22 sportifs vosgiens (judo, escalade, lutte, freerun, parcours, danse) ont relevé le challenge ! Ils s’entraîneront tous les soirs pour créer un spectacle déambulatoire sous la direction artistique d’Esther Steinkogler, assistante de Willi Dorner, un chorégraphe autrichien. Après avoir été interprété à Moscou, Munich, Buenos Aire, … aux 4 coins de la terre, il se jouera à Épinal  ce week-end !

« L’aventure a commencé, quand j’ai repensé à ce spectacle sidérant que j’avais vu il y a 3 ans. C’est une déambulation, qui revisite l’architecture de la ville qu’on ne regarde plus à force de la voir », explique Isabelle Sartori, directrice du Festival Rues & Cies. Mais ce spectacle se créée avec des sportifs et danseurs amateurs locaux.

L’ASO en est !

Après un tour d’horizon des associations, ça répond positivement ! L’ASO ( Ambition Spinalienne Omnisports ) entre en scène. Saisissant cette nouvelle occasion de rapprocher culture et sport, il fournira les moyens. Et déjà pour commencer un tee-shirt blanc d’entrainement et un fluo pour le spectacle.

Habiter l’espace avec des corps colorés

L’objectif, créer en une semaine une chorégraphie urbaine, qui s’appuie sur l’architecture et l’habite avec des corps multicolores, sculptures éphémères et vivantes qui obligent le spectateur à voir sa ville autrement. Il y a du boulot, parce que les performers démarraient ce soir et ils n’ont qu’une semaine pour mettre en place une création de niveau professionnel. Même s’ils piétinaient, pressés de se lancer, il y a des exigences techniques !

Voir l’architecture autrement !

« Il y a des similitudes avec le jeu de cache cache, explique Esther.
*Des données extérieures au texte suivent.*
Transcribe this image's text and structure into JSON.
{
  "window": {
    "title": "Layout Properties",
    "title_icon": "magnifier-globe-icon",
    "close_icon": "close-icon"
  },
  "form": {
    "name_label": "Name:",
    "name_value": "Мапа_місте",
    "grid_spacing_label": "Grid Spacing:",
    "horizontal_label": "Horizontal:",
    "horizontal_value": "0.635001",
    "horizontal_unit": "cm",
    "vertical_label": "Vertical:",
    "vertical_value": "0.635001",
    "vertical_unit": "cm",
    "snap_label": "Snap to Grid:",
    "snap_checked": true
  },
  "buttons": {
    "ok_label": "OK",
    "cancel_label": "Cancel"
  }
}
On crée des sculptures humaines, on remplit les espaces avec les corps« , tête en bas, tête bêche, en équilibre, empilés, on en a la tête toute retournée ! « Parce qu’à force de traverser ces espaces, on ne les regarde plus. Le spectateur va redécouvrir, la hauteur, l’inclinaison, les limites … La déambulation créée des émotions qui poseront la question de l’impact de l’architecture sur nous ».

Faire bouger les lignes

L’intérêt sera aussi de voir réagir les gens dans la rue, étonnés, amusés, interrogateurs, quand les danseurs s’installent de manière insolite et repartent aussi rapidement. Un souffle de folie et d’humour pour bousculer, toucher, faire bouger les lignes. Bodies in Urban Spaces series … « Il y a beaucoup de fierté à produire un spectacle de qualité ! ». Stéphane Viry, président de l’ASO y croit ! Le décompte a commencé.